I also see that these subscription vehicles would provide rich dialogue
but more focussed on research. I do not think these circles would detract
from the "society/community of the source" - the LO forum - that produced
the possibility. Why not? Because that would assume that the list has
somehow served its purpose and is non longer a viable entity. I think the
opposite is the case. I think each would support the other in rich and
varied ways.

I suspect this is possible without Rick's involvement. I suspect it's
possible right now by anybody. But I'd rather see it connected in some
way that worked for Rick and for everybody currently on the list.

I am meeting with a major publisher who is setting up an electronic
publishing arm.

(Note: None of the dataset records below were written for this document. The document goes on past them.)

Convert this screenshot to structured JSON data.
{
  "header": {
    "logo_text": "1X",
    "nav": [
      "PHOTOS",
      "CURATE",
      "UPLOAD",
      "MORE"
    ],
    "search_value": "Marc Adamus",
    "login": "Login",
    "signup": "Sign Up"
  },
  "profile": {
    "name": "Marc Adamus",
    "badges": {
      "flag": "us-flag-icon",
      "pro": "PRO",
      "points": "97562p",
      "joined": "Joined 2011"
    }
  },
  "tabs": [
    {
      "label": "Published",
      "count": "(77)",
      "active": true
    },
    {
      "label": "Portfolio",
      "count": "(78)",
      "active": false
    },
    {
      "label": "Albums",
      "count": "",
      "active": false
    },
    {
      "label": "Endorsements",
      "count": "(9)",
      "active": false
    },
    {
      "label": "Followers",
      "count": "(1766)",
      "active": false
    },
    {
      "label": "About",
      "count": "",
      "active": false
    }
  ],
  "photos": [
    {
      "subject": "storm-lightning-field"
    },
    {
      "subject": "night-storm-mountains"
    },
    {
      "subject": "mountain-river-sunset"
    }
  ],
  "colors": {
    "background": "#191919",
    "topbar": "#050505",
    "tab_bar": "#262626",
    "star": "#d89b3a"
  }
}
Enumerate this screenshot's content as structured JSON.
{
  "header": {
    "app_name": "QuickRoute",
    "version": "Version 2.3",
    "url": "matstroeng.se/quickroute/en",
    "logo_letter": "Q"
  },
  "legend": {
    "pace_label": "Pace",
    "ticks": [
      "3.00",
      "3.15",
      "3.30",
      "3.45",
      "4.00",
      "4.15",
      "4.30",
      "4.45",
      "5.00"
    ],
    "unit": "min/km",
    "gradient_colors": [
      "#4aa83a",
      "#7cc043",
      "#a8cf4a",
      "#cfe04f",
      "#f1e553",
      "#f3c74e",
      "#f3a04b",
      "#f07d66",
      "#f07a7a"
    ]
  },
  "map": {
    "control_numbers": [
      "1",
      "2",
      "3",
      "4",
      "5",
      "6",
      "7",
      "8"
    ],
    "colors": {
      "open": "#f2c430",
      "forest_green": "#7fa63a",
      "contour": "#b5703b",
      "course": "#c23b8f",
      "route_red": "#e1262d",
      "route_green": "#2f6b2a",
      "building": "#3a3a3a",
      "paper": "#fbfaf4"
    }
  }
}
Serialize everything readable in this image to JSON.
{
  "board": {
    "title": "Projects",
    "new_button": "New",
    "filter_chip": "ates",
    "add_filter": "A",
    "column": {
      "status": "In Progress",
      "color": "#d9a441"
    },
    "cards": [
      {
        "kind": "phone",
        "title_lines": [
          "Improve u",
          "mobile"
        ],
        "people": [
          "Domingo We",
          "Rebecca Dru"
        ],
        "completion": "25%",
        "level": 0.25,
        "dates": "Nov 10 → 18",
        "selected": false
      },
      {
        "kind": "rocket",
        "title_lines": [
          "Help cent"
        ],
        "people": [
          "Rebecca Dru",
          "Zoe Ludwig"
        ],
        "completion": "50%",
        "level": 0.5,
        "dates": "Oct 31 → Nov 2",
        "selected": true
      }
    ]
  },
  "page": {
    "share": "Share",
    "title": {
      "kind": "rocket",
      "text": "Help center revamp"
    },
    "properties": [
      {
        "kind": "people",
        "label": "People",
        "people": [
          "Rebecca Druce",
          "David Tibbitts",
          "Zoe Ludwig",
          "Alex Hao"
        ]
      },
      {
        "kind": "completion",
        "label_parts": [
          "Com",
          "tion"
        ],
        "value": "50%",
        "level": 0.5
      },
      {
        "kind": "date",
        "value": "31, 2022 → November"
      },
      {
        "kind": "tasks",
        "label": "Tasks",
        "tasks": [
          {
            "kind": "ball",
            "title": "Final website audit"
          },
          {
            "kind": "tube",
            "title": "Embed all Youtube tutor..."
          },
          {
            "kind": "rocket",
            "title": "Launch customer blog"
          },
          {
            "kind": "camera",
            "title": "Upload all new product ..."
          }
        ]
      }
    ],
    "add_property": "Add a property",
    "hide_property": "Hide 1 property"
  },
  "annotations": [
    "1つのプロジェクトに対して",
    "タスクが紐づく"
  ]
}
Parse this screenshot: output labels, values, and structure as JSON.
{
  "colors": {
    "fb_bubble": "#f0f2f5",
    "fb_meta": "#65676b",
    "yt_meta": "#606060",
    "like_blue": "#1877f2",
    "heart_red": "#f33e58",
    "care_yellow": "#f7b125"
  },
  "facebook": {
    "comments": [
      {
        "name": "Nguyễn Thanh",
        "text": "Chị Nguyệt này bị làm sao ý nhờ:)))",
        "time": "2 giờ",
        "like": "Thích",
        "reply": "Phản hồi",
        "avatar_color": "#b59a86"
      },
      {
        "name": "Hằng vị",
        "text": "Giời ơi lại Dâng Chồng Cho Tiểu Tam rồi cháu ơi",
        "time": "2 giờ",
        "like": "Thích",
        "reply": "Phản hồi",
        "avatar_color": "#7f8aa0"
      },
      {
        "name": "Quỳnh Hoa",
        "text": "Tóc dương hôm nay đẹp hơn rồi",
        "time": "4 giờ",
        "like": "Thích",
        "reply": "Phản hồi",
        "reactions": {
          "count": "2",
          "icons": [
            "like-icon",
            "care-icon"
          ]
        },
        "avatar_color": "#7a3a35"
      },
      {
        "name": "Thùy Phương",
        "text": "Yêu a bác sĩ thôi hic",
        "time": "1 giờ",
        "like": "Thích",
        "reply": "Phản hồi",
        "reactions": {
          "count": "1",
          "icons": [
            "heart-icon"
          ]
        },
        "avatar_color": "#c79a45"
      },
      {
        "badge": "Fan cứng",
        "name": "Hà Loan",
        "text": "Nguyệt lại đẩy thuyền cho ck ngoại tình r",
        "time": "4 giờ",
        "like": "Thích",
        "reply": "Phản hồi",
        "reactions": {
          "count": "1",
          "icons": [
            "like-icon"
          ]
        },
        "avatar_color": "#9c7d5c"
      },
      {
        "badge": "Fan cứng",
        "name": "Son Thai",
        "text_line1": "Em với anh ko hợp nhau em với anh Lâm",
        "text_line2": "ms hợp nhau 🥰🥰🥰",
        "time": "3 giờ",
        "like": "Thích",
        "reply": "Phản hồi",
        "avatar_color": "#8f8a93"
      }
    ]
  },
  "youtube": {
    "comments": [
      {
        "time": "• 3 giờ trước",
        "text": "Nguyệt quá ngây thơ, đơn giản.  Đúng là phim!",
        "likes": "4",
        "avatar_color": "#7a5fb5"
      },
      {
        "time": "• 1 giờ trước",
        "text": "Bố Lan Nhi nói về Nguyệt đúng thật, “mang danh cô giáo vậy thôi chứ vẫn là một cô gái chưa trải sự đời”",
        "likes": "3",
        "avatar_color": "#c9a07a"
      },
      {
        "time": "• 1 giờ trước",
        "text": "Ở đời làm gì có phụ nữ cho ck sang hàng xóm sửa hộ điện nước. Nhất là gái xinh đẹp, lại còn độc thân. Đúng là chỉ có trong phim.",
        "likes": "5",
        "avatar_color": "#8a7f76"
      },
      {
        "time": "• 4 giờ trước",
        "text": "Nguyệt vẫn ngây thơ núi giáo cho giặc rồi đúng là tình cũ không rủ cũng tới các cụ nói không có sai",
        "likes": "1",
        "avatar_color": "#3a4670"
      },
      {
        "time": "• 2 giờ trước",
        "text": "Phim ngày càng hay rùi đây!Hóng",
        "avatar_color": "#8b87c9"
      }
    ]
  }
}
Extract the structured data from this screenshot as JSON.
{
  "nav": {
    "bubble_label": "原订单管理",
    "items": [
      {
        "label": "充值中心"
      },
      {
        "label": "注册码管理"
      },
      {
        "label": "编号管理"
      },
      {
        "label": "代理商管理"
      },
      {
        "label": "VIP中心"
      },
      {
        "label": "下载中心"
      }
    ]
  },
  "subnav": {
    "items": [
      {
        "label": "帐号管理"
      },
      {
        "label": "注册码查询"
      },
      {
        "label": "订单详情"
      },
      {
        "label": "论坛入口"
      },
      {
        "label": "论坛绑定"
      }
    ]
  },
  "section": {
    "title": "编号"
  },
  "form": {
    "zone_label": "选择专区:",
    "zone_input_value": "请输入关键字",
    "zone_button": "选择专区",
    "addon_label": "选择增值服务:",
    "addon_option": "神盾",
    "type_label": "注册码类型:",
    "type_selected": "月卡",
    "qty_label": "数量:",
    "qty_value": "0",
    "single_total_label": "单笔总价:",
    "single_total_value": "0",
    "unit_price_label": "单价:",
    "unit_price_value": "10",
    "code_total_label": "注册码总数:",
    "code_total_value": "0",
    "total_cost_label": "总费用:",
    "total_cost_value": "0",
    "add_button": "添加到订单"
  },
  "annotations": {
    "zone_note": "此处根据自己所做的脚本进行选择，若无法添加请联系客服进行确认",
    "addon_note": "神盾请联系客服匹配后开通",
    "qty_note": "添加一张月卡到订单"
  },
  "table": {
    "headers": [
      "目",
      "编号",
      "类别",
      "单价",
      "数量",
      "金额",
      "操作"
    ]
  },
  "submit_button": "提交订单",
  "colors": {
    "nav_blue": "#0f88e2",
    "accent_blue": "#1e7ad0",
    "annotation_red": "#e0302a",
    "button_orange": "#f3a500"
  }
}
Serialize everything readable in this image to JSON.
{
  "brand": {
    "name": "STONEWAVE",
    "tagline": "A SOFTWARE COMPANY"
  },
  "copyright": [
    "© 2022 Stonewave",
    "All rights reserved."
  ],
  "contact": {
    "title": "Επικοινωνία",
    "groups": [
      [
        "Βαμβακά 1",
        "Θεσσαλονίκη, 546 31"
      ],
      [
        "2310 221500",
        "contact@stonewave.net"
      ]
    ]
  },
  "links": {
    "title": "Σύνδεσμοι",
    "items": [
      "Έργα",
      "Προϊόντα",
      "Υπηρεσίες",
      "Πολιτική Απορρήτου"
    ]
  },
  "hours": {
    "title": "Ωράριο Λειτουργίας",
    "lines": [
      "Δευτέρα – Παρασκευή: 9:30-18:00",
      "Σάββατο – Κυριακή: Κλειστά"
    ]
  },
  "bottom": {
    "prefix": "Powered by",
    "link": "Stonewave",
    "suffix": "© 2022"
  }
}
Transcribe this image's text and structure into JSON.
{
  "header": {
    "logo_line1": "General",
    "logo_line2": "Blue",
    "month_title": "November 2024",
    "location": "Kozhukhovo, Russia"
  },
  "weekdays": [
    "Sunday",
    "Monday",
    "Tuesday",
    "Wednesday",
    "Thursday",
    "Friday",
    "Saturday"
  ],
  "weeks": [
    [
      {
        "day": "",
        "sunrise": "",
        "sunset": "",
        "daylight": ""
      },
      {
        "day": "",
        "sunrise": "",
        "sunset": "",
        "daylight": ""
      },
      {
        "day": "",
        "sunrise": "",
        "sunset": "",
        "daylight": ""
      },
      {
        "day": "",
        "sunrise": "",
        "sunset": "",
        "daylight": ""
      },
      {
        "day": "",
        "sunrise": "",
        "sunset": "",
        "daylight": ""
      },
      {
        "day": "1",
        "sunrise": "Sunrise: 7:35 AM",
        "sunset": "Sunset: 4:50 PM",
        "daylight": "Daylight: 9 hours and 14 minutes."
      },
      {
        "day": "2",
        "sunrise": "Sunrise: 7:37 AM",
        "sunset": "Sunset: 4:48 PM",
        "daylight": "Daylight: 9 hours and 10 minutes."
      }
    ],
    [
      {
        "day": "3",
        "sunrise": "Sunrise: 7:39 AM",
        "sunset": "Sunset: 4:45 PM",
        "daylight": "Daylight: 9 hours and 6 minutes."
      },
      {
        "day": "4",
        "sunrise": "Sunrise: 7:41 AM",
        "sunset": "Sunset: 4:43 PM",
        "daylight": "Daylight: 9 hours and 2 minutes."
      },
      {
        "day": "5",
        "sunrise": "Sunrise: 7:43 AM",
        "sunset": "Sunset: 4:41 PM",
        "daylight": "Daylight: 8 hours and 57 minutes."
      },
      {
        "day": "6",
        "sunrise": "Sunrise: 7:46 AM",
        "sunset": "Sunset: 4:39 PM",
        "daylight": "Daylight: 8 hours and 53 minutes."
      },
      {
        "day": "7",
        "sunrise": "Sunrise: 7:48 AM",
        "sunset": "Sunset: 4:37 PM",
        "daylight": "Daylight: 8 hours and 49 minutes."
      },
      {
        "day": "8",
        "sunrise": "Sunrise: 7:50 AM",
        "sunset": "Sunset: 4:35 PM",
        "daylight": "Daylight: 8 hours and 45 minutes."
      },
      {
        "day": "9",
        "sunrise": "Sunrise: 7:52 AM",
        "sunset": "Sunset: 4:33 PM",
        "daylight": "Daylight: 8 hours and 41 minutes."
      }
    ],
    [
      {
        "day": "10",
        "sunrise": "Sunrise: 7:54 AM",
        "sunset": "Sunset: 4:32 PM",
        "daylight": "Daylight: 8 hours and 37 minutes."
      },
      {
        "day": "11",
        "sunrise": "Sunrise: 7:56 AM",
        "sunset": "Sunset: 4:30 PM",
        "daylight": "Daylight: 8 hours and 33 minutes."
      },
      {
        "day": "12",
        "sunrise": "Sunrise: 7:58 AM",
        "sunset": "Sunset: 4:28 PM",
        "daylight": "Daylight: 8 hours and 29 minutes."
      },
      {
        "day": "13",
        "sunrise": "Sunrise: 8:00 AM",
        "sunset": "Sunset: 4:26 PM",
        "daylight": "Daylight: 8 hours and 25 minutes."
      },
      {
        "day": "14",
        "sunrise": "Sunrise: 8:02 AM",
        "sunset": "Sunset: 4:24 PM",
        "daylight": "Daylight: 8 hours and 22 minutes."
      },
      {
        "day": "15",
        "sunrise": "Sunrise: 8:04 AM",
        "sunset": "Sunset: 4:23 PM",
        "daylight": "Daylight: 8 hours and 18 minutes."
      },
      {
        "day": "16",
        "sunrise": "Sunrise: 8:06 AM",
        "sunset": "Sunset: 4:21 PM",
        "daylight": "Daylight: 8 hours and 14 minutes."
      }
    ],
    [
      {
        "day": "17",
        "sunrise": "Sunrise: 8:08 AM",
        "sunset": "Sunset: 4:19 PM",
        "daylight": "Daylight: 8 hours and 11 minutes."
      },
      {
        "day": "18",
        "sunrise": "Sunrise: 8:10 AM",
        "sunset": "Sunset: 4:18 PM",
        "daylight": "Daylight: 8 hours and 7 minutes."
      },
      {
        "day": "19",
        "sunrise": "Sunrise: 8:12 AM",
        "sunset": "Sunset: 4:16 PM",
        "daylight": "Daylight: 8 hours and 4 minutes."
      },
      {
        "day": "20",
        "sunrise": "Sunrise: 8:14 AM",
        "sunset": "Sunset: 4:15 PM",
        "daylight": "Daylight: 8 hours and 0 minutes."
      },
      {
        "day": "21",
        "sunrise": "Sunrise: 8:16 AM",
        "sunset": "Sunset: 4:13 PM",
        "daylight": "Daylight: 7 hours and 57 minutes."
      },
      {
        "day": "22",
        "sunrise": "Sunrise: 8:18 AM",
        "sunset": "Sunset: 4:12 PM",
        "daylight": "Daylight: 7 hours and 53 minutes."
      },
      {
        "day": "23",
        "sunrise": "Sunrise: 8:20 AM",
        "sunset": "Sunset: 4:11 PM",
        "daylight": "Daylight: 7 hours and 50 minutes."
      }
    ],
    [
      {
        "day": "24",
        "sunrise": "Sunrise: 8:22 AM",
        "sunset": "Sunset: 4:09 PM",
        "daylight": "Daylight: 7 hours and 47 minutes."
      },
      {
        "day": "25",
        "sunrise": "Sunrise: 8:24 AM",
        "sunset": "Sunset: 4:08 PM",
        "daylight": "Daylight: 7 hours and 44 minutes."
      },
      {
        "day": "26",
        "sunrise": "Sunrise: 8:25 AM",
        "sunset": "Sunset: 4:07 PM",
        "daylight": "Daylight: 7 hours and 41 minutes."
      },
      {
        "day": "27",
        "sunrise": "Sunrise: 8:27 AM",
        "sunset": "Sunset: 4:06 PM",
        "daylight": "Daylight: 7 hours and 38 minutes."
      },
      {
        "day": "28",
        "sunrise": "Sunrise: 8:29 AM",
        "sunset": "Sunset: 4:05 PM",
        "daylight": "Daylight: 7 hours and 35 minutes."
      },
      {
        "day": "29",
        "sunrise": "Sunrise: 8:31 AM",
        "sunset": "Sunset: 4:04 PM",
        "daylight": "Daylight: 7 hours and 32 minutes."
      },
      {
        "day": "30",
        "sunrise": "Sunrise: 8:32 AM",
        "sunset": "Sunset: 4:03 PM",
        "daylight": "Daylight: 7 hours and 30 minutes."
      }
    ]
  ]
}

Maybe she will have something to say about this
possibility as both a commercial and viably alive possibility.

[Host's Note: Mike invited me to review this before circulating it, and I
have done so. I'm open to proposals of any kind that would advance our
mutual interests, including off-shoots of this LO list, and would support
anything that looks practical and effective. Speaking personally, I cannot
increase my time commitment for this pro-bono activity beyond what I'm
presently spending as host for this list. -- Rick]

--
Michael McMaster :   Michael@kbdworld.com
web:http://www.vision-nest.com/BTBookCafe/TIA/TIAmap.html
"I don't give a fig for the simplicity this side of complexity 
but I'd die for the simplicity on the other side of complexity."